第10章 トリック・オア・トリート《番外編》
「だって。お洒落しかったんだもん…」
「いつもドレス着てるだろ」
「今日は特別なの〜!」
すみれは鼻をズビズビ言わせている。これじゃあ風引いても可笑しくねーぞ。
ディックはスッとハンカチを出し、すみれの鼻に当てがう
「ほら、ちーん!」
「む、むぐ」
「大丈夫か?」
「…ん、ありがとう。
これじゃあどっちが大人か、本当にわからないね」
情ない、とすみれはしゅん…としているすみれがワン公だったら、絶対に耳が垂れている。あ、ちょっと見てみたい
「でもまさか。すみれがくれたハンカチで、すみれの鼻を拭くとは思わなかったさ。
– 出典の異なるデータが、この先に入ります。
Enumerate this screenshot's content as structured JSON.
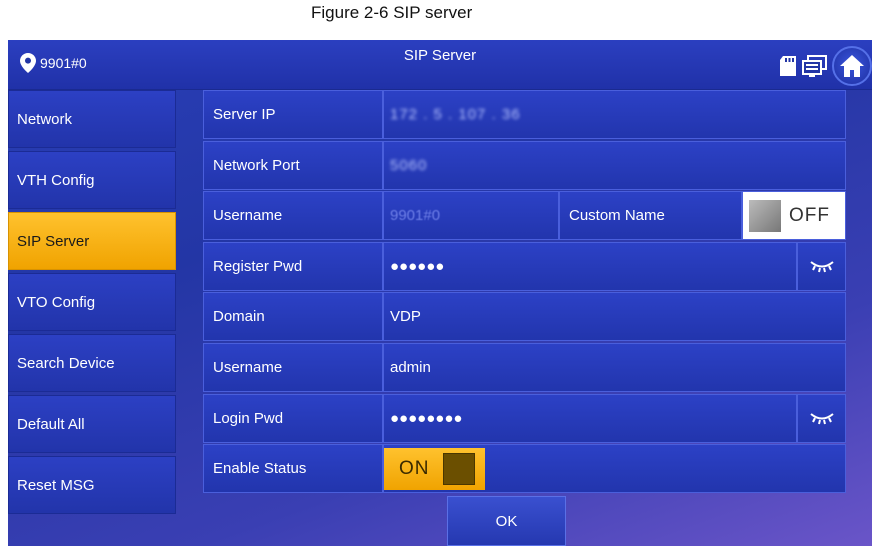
{
  "caption": "Figure 2-6 SIP server",
  "header": {
    "room": "9901#0",
    "title": "SIP Server",
    "icons": [
      "location-pin-icon",
      "sd-card-icon",
      "network-icon",
      "home-icon"
    ]
  },
  "sidebar": {
    "items": [
      {
        "label": "Network"
      },
      {
        "label": "VTH Config"
      },
      {
        "label": "SIP Server",
        "active": true
      },
      {
        "label": "VTO Config"
      },
      {
        "label": "Search Device"
      },
      {
        "label": "Default All"
      },
      {
        "label": "Reset MSG"
      }
    ]
  },
  "form": {
    "server_ip": {
      "label": "Server IP",
      "value": "172 . 5 . 107 . 36"
    },
    "network_port": {
      "label": "Network Port",
      "value": "5060"
    },
    "username1": {
      "label": "Username",
      "value": "9901#0"
    },
    "custom_name": {
      "label": "Custom Name",
      "toggle": "OFF"
    },
    "register_pwd": {
      "label": "Register Pwd",
      "value": "●●●●●●"
    },
    "domain": {
      "label": "Domain",
      "value": "VDP"
    },
    "username2": {
      "label": "Username",
      "value": "admin"
    },
    "login_pwd": {
      "label": "Login Pwd",
      "value": "●●●●●●●●"
    },
    "enable_status": {
      "label": "Enable Status",
      "toggle": "ON"
    }
  },
  "ok_label": "OK",
  "colors": {
    "screen_blue": "#2336a5",
    "active_yellow": "#f0a300",
    "border_blue": "#4a5fdc"
  }
}
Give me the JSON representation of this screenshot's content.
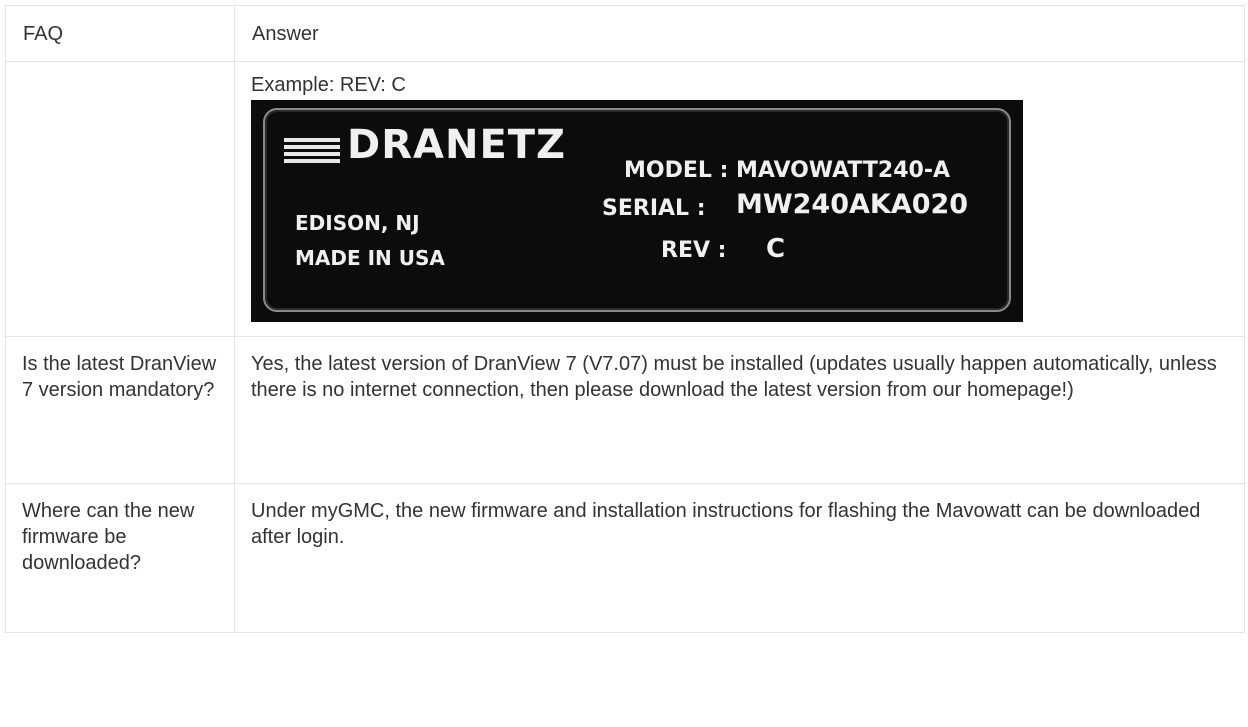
{
  "table": {
    "headers": {
      "faq": "FAQ",
      "answer": "Answer"
    },
    "example_label": "Example: REV: C",
    "nameplate": {
      "brand": "DRANETZ",
      "model_line": "MODEL : MAVOWATT240-A",
      "serial_label": "SERIAL :",
      "serial_value": "MW240AKA020",
      "rev_label": "REV :",
      "rev_value": "C",
      "city": "EDISON, NJ",
      "origin": "MADE IN USA"
    },
    "rows": [
      {
        "question": "Is the latest DranView 7 version mandatory?",
        "answer": "Yes, the latest version of DranView 7 (V7.07) must be installed (updates usually happen automatically, unless there is no internet connection, then please download the latest version from our homepage!)"
      },
      {
        "question": "Where can the new firmware be downloaded?",
        "answer": "Under myGMC, the new firmware and installation instructions for flashing the Mavowatt can be downloaded after login."
      }
    ]
  }
}
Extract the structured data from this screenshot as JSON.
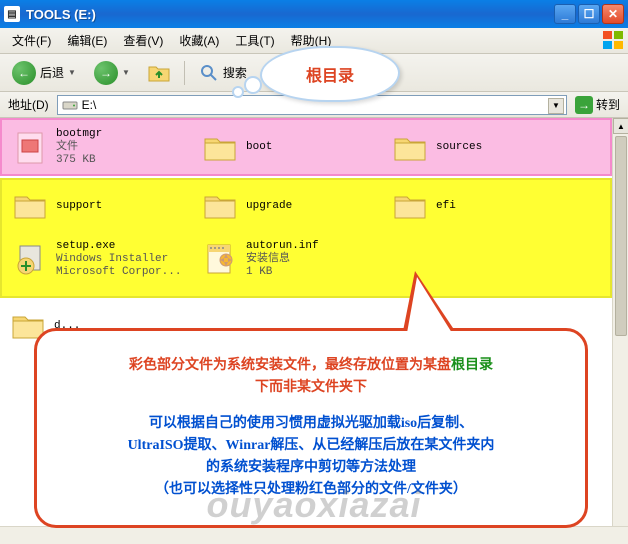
{
  "window": {
    "title": "TOOLS (E:)"
  },
  "menu": {
    "file": "文件(F)",
    "edit": "编辑(E)",
    "view": "查看(V)",
    "favorites": "收藏(A)",
    "tools": "工具(T)",
    "help": "帮助(H)"
  },
  "toolbar": {
    "back": "后退",
    "search": "搜索"
  },
  "address": {
    "label": "地址(D)",
    "value": "E:\\",
    "go": "转到"
  },
  "bubble": {
    "text": "根目录"
  },
  "items": {
    "pink": [
      {
        "name": "bootmgr",
        "meta1": "文件",
        "meta2": "375 KB",
        "icon": "file"
      },
      {
        "name": "boot",
        "icon": "folder"
      },
      {
        "name": "sources",
        "icon": "folder"
      }
    ],
    "yellow": [
      {
        "name": "support",
        "icon": "folder"
      },
      {
        "name": "upgrade",
        "icon": "folder"
      },
      {
        "name": "efi",
        "icon": "folder"
      },
      {
        "name": "setup.exe",
        "meta1": "Windows Installer",
        "meta2": "Microsoft Corpor...",
        "icon": "installer"
      },
      {
        "name": "autorun.inf",
        "meta1": "安装信息",
        "meta2": "1 KB",
        "icon": "inf"
      }
    ],
    "white": [
      {
        "name": "d...",
        "icon": "folder"
      }
    ]
  },
  "speech": {
    "line1a": "彩色部分文件为系统安装文件，最终存放位置为某盘",
    "line1root": "根目录",
    "line1b": "下而非某文件夹下",
    "line2": "可以根据自己的使用习惯用虚拟光驱加载iso后复制、",
    "line3": "UltraISO提取、Winrar解压、从已经解压后放在某文件夹内",
    "line4": "的系统安装程序中剪切等方法处理",
    "line5": "（也可以选择性只处理粉红色部分的文件/文件夹）"
  },
  "watermark": "ouyaoxiazai",
  "status": {
    "left": "",
    "right": ""
  }
}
笑」
「えぇっ?!そうなの?!使ってくれて嬉し…じゃなくて!汚してゴメン!洗って返すから…っ!」
「いや、別にいーって」
洗って返さないと!と、すみれは恥ずかしがり、俺からハンカチを奪おうとする。恥ずかしがるポイント、ズレてね?
すみれには悪いが、このハンカチだけは渡せない
“やっぱ手作りなんて…”とか言って、既製品に替えられてしまいそうで怖い。いや、十分に有り得る
「ねえ!ディックってばー!」
「お菓子じゃねーけど、」
ディックはすみれの後ろに回り、
「きゃ…っ?!」
すみれに、抱きついた。
そして、すみれの首に腕をまわす。ディックの鼻を、すみれの黒髪がくすぐる
(あ。いい香りさ)
これは、シャンプーの淡い香りと
甘いお菓子の香り
あと、
(……すみれの、匂い)
すみれの匂いにつられ、思わず顔をすみれの髪に埋め、そして唇をつつつ…とすみれのうなじに寄せる
「ひゃ…っ?!」
すみれの体がビクッと震え、可愛らしい声が漏れる
(…やべ、もっと聞きたい)
見たい、触れたい
すみれの首に回していた腕の片方を、今度はすみれの腰に手をやる
「んっ…!」
すみれの口から、本人の意図せず甘い声が漏れる。すみれ自身も、いつもと違う自分の声に驚き、更に体が震える。
すみれの顔を盗み見れば。
顔を真っ赤に染め上げ、目は涙で潤んでいる。声を押し殺そうと、手で口を覆っていた。